Nearly one in two Americans has a chronic illness or physical condition, and many of these sufferers live with “invisible” symptoms. Conditions such as fibromyalgia, lupus, chronic fatigue syndrome, rheumatoid arthritis, and Lyme disease don’t always have obvious, identifiable symptoms. And as painful and debilitating as these diseases can be, coping with insensitive reactions from friends and family can make living with an invisible illness doubly exhausting and demoralizing.
“Well, you look fine! I think it’s just all in your head.”
“Maybe if you just got a little exercise you would feel better.”
“You should try changing your diet or taking vitamins. I heard about this supplement…”
When people don’t understand how sick you are, how can you get the support you need?
Take the time to research your condition. The better you understand your illness, the better you’ll be able to speak about it with others, and the better your friends and family will take cues from you. Learn the medical terminology, as well as the symptoms, your follow-up needs, and the effects of medications. You’ll have the information and tools you need to address unwelcome advice.
Decide the way you want people to approach or reach out to you. One VNSNY expert recommends sending an email blast (or having a close friend or family member spread the word for you) to interested parties telling them what they need to know about your illness, what you may need help with, what you don’t want to discuss, and what potential side effects from medications you may encounter. “It can be very helpful, especially for close friends and family. People sometimes don’t know what to say, and they will avoid you or say the wrong thing.”

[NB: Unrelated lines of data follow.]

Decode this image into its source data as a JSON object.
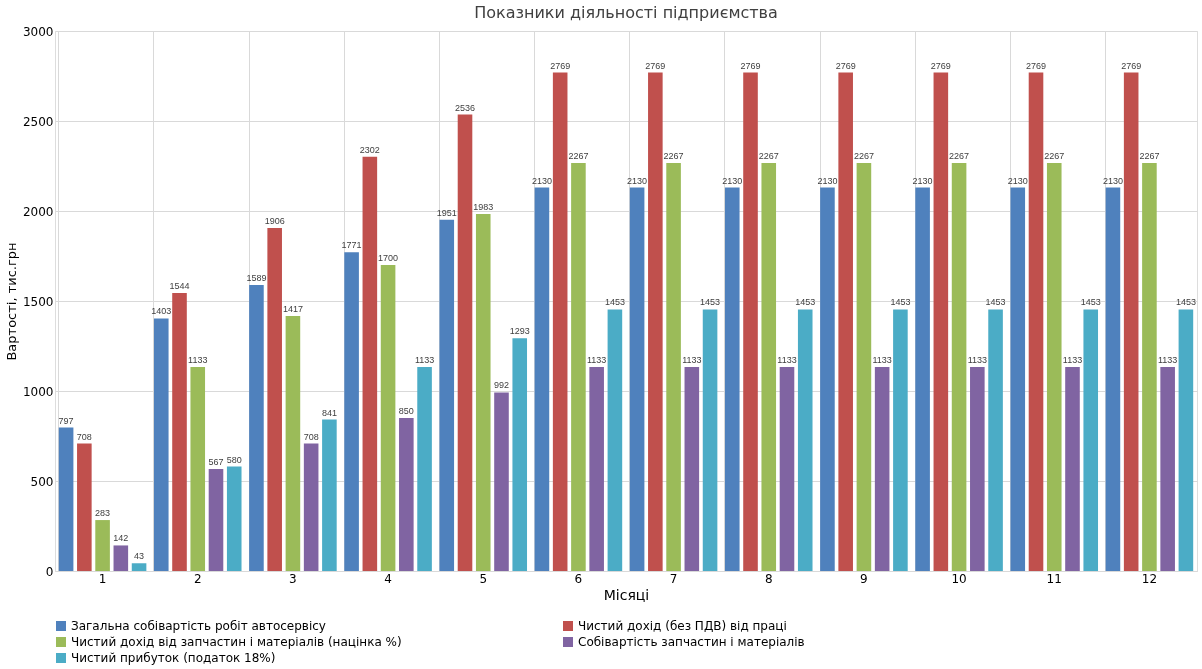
{
  "chart_data": {
    "type": "bar",
    "title": "Показники діяльності підприємства",
    "xlabel": "Місяці",
    "ylabel": "Вартості, тис.грн",
    "categories": [
      "1",
      "2",
      "3",
      "4",
      "5",
      "6",
      "7",
      "8",
      "9",
      "10",
      "11",
      "12"
    ],
    "series": [
      {
        "name": "Загальна собівартість робіт  автосервісу",
        "color": "#4f81bd",
        "values": [
          797,
          1403,
          1589,
          1771,
          1951,
          2130,
          2130,
          2130,
          2130,
          2130,
          2130,
          2130
        ]
      },
      {
        "name": "Чистий дохід (без ПДВ) від праці",
        "color": "#c0504d",
        "values": [
          708,
          1544,
          1906,
          2302,
          2536,
          2769,
          2769,
          2769,
          2769,
          2769,
          2769,
          2769
        ]
      },
      {
        "name": "Чистий дохід від запчастин і матеріалів (націнка %)",
        "color": "#9bbb59",
        "values": [
          283,
          1133,
          1417,
          1700,
          1983,
          2267,
          2267,
          2267,
          2267,
          2267,
          2267,
          2267
        ]
      },
      {
        "name": "Собівартість запчастин і матеріалів",
        "color": "#8064a2",
        "values": [
          142,
          567,
          708,
          850,
          992,
          1133,
          1133,
          1133,
          1133,
          1133,
          1133,
          1133
        ]
      },
      {
        "name": "Чистий прибуток (податок 18%)",
        "color": "#4bacc6",
        "values": [
          43,
          580,
          841,
          1133,
          1293,
          1453,
          1453,
          1453,
          1453,
          1453,
          1453,
          1453
        ]
      }
    ],
    "ylim": [
      0,
      3000.0
    ],
    "yticks": [
      0,
      500,
      1000,
      1500,
      2000,
      2500,
      3000
    ],
    "grid": true,
    "legend": "bottom",
    "data_labels": true
  }
}
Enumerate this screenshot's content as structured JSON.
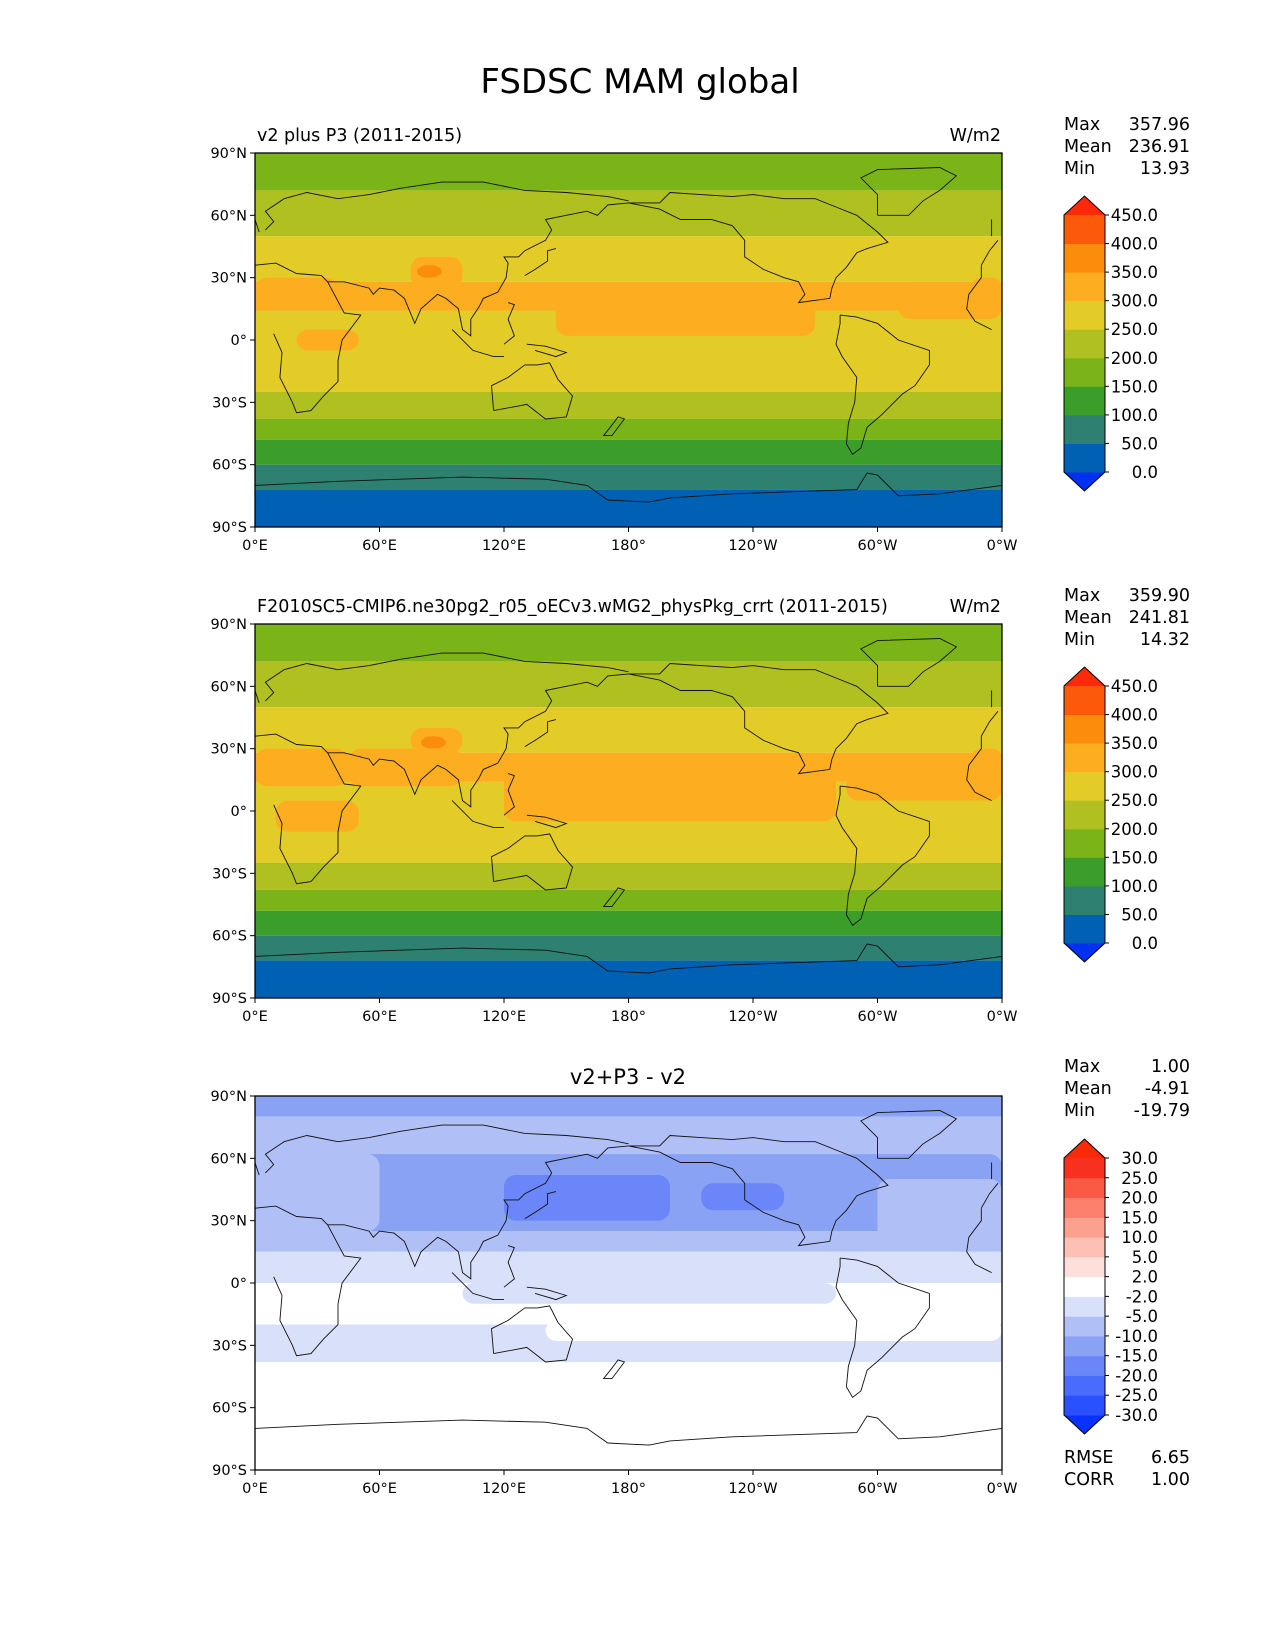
{
  "title": "FSDSC MAM global",
  "lat_ticks": [
    "90°N",
    "60°N",
    "30°N",
    "0°",
    "30°S",
    "60°S",
    "90°S"
  ],
  "lon_ticks": [
    "0°E",
    "60°E",
    "120°E",
    "180°",
    "120°W",
    "60°W",
    "0°W"
  ],
  "chart_data": [
    {
      "type": "heatmap",
      "name": "test",
      "title_left": "v2 plus P3 (2011-2015)",
      "title_right": "W/m2",
      "variable": "FSDSC",
      "season": "MAM",
      "stats": [
        {
          "label": "Max",
          "value": "357.96"
        },
        {
          "label": "Mean",
          "value": "236.91"
        },
        {
          "label": "Min",
          "value": "13.93"
        }
      ],
      "colorbar": {
        "levels": [
          "0.0",
          "50.0",
          "100.0",
          "150.0",
          "200.0",
          "250.0",
          "300.0",
          "350.0",
          "400.0",
          "450.0"
        ],
        "colors": [
          "#0030f0",
          "#0060b4",
          "#2e8070",
          "#3c9e2a",
          "#7ab418",
          "#b0c020",
          "#e4cc28",
          "#fcae20",
          "#fc8c0c",
          "#fc5a0a",
          "#fc2a0a"
        ]
      },
      "zonal_bands": [
        {
          "lat": [
            72,
            90
          ],
          "value": 170
        },
        {
          "lat": [
            50,
            72
          ],
          "value": 210
        },
        {
          "lat": [
            28,
            50
          ],
          "value": 270
        },
        {
          "lat": [
            14,
            28
          ],
          "value": 300
        },
        {
          "lat": [
            -25,
            14
          ],
          "value": 280
        },
        {
          "lat": [
            -38,
            -25
          ],
          "value": 225
        },
        {
          "lat": [
            -48,
            -38
          ],
          "value": 175
        },
        {
          "lat": [
            -60,
            -48
          ],
          "value": 135
        },
        {
          "lat": [
            -72,
            -60
          ],
          "value": 90
        },
        {
          "lat": [
            -90,
            -72
          ],
          "value": 30
        }
      ],
      "patches": [
        {
          "lon": [
            -15,
            40
          ],
          "lat": [
            15,
            30
          ],
          "value": 310
        },
        {
          "lon": [
            40,
            90
          ],
          "lat": [
            15,
            28
          ],
          "value": 305
        },
        {
          "lon": [
            75,
            100
          ],
          "lat": [
            25,
            40
          ],
          "value": 305
        },
        {
          "lon": [
            78,
            90
          ],
          "lat": [
            30,
            36
          ],
          "value": 355
        },
        {
          "lon": [
            145,
            270
          ],
          "lat": [
            2,
            25
          ],
          "value": 305
        },
        {
          "lon": [
            310,
            360
          ],
          "lat": [
            10,
            28
          ],
          "value": 305
        },
        {
          "lon": [
            20,
            50
          ],
          "lat": [
            -5,
            5
          ],
          "value": 305
        }
      ]
    },
    {
      "type": "heatmap",
      "name": "reference",
      "title_left": "F2010SC5-CMIP6.ne30pg2_r05_oECv3.wMG2_physPkg_crrt (2011-2015)",
      "title_right": "W/m2",
      "variable": "FSDSC",
      "season": "MAM",
      "stats": [
        {
          "label": "Max",
          "value": "359.90"
        },
        {
          "label": "Mean",
          "value": "241.81"
        },
        {
          "label": "Min",
          "value": "14.32"
        }
      ],
      "colorbar": {
        "levels": [
          "0.0",
          "50.0",
          "100.0",
          "150.0",
          "200.0",
          "250.0",
          "300.0",
          "350.0",
          "400.0",
          "450.0"
        ],
        "colors": [
          "#0030f0",
          "#0060b4",
          "#2e8070",
          "#3c9e2a",
          "#7ab418",
          "#b0c020",
          "#e4cc28",
          "#fcae20",
          "#fc8c0c",
          "#fc5a0a",
          "#fc2a0a"
        ]
      },
      "zonal_bands": [
        {
          "lat": [
            72,
            90
          ],
          "value": 170
        },
        {
          "lat": [
            50,
            72
          ],
          "value": 215
        },
        {
          "lat": [
            28,
            50
          ],
          "value": 275
        },
        {
          "lat": [
            14,
            28
          ],
          "value": 310
        },
        {
          "lat": [
            -25,
            14
          ],
          "value": 285
        },
        {
          "lat": [
            -38,
            -25
          ],
          "value": 225
        },
        {
          "lat": [
            -48,
            -38
          ],
          "value": 175
        },
        {
          "lat": [
            -60,
            -48
          ],
          "value": 135
        },
        {
          "lat": [
            -72,
            -60
          ],
          "value": 90
        },
        {
          "lat": [
            -90,
            -72
          ],
          "value": 30
        }
      ],
      "patches": [
        {
          "lon": [
            -15,
            45
          ],
          "lat": [
            12,
            30
          ],
          "value": 310
        },
        {
          "lon": [
            45,
            100
          ],
          "lat": [
            12,
            30
          ],
          "value": 310
        },
        {
          "lon": [
            75,
            100
          ],
          "lat": [
            28,
            40
          ],
          "value": 310
        },
        {
          "lon": [
            80,
            92
          ],
          "lat": [
            30,
            36
          ],
          "value": 355
        },
        {
          "lon": [
            120,
            280
          ],
          "lat": [
            -5,
            25
          ],
          "value": 305
        },
        {
          "lon": [
            285,
            360
          ],
          "lat": [
            5,
            25
          ],
          "value": 305
        },
        {
          "lon": [
            10,
            50
          ],
          "lat": [
            -10,
            5
          ],
          "value": 305
        }
      ]
    },
    {
      "type": "heatmap",
      "name": "difference",
      "title_center": "v2+P3 - v2",
      "variable": "FSDSC",
      "season": "MAM",
      "stats": [
        {
          "label": "Max",
          "value": "1.00"
        },
        {
          "label": "Mean",
          "value": "-4.91"
        },
        {
          "label": "Min",
          "value": "-19.79"
        }
      ],
      "colorbar": {
        "levels": [
          "-30.0",
          "-25.0",
          "-20.0",
          "-15.0",
          "-10.0",
          "-5.0",
          "-2.0",
          "2.0",
          "5.0",
          "10.0",
          "15.0",
          "20.0",
          "25.0",
          "30.0"
        ],
        "colors": [
          "#0a32ff",
          "#2a50ff",
          "#4a6cfc",
          "#6a86f8",
          "#8aa2f4",
          "#b0c0f6",
          "#d8e0fa",
          "#ffffff",
          "#fde0dc",
          "#fcc0b4",
          "#fca090",
          "#fc806c",
          "#fa5a44",
          "#f83020",
          "#f82a0a"
        ]
      },
      "zonal_bands": [
        {
          "lat": [
            80,
            90
          ],
          "value": -12
        },
        {
          "lat": [
            60,
            80
          ],
          "value": -8
        },
        {
          "lat": [
            15,
            60
          ],
          "value": -8
        },
        {
          "lat": [
            0,
            15
          ],
          "value": -4
        },
        {
          "lat": [
            -20,
            0
          ],
          "value": 0
        },
        {
          "lat": [
            -38,
            -20
          ],
          "value": -3
        },
        {
          "lat": [
            -90,
            -38
          ],
          "value": 0
        }
      ],
      "patches": [
        {
          "lon": [
            50,
            360
          ],
          "lat": [
            25,
            62
          ],
          "value": -12
        },
        {
          "lon": [
            120,
            200
          ],
          "lat": [
            30,
            52
          ],
          "value": -17
        },
        {
          "lon": [
            215,
            255
          ],
          "lat": [
            35,
            48
          ],
          "value": -17
        },
        {
          "lon": [
            0,
            60
          ],
          "lat": [
            25,
            62
          ],
          "value": -8
        },
        {
          "lon": [
            300,
            360
          ],
          "lat": [
            20,
            50
          ],
          "value": -8
        },
        {
          "lon": [
            100,
            280
          ],
          "lat": [
            -10,
            0
          ],
          "value": -4
        },
        {
          "lon": [
            140,
            360
          ],
          "lat": [
            -28,
            -18
          ],
          "value": 0
        }
      ]
    }
  ]
}
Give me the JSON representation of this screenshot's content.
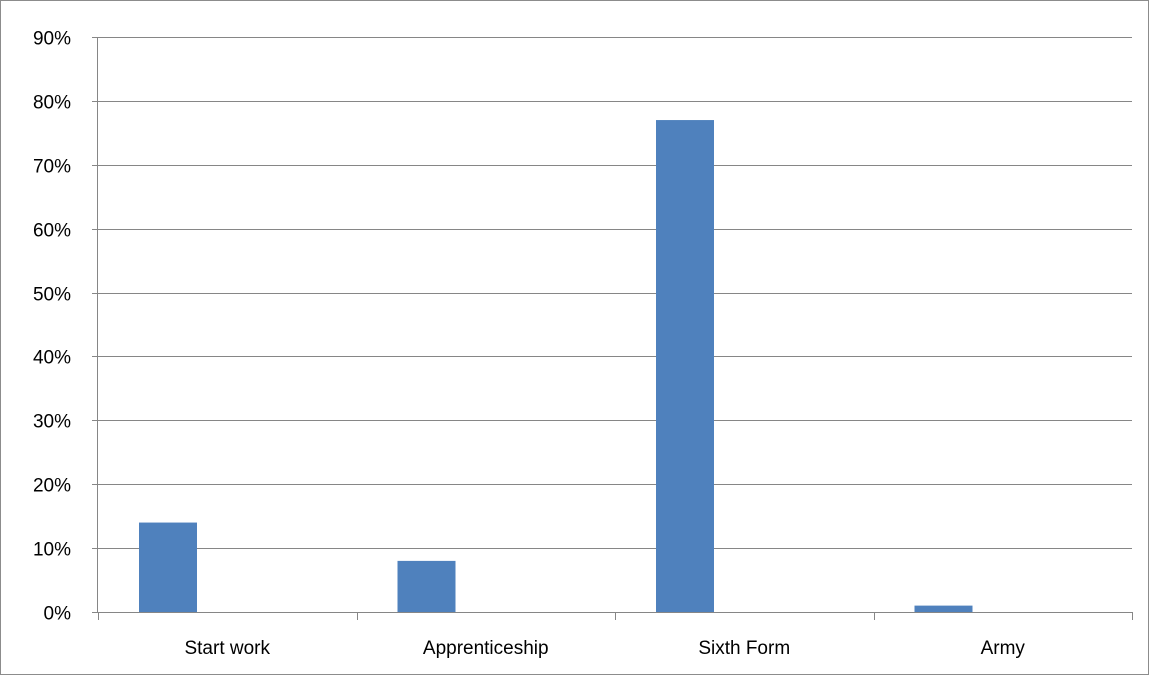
{
  "chart_data": {
    "type": "bar",
    "title": "",
    "xlabel": "",
    "ylabel": "",
    "categories": [
      "Start work",
      "Apprenticeship",
      "Sixth Form",
      "Army"
    ],
    "values": [
      14,
      8,
      77,
      1
    ],
    "value_unit": "%",
    "ylim": [
      0,
      90
    ],
    "y_ticks": [
      "0%",
      "10%",
      "20%",
      "30%",
      "40%",
      "50%",
      "60%",
      "70%",
      "80%",
      "90%"
    ],
    "grid": true,
    "legend": "none",
    "bar_color": "#4f81bd",
    "grid_color": "#868686"
  }
}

When a person becomes ill, it is often a life-changing event for everyone in his or her circle. Your friends and family may become very anxious about your health, and how it may affect them. Remember that your first responsibility is to your own health! If others are sucking emotional energy from you, make yourself aware of it and limit their interaction with you. Recognize at this time, you need to put your needs first.
If you’re on the other side of the equation, you may wonder about the right thing to say to someone living with a chronic illness. VNSNY clinicians say that what most patients want to hear is about how you can help them: What would you like to tell me about what is going on with you right now? What can I do to support you?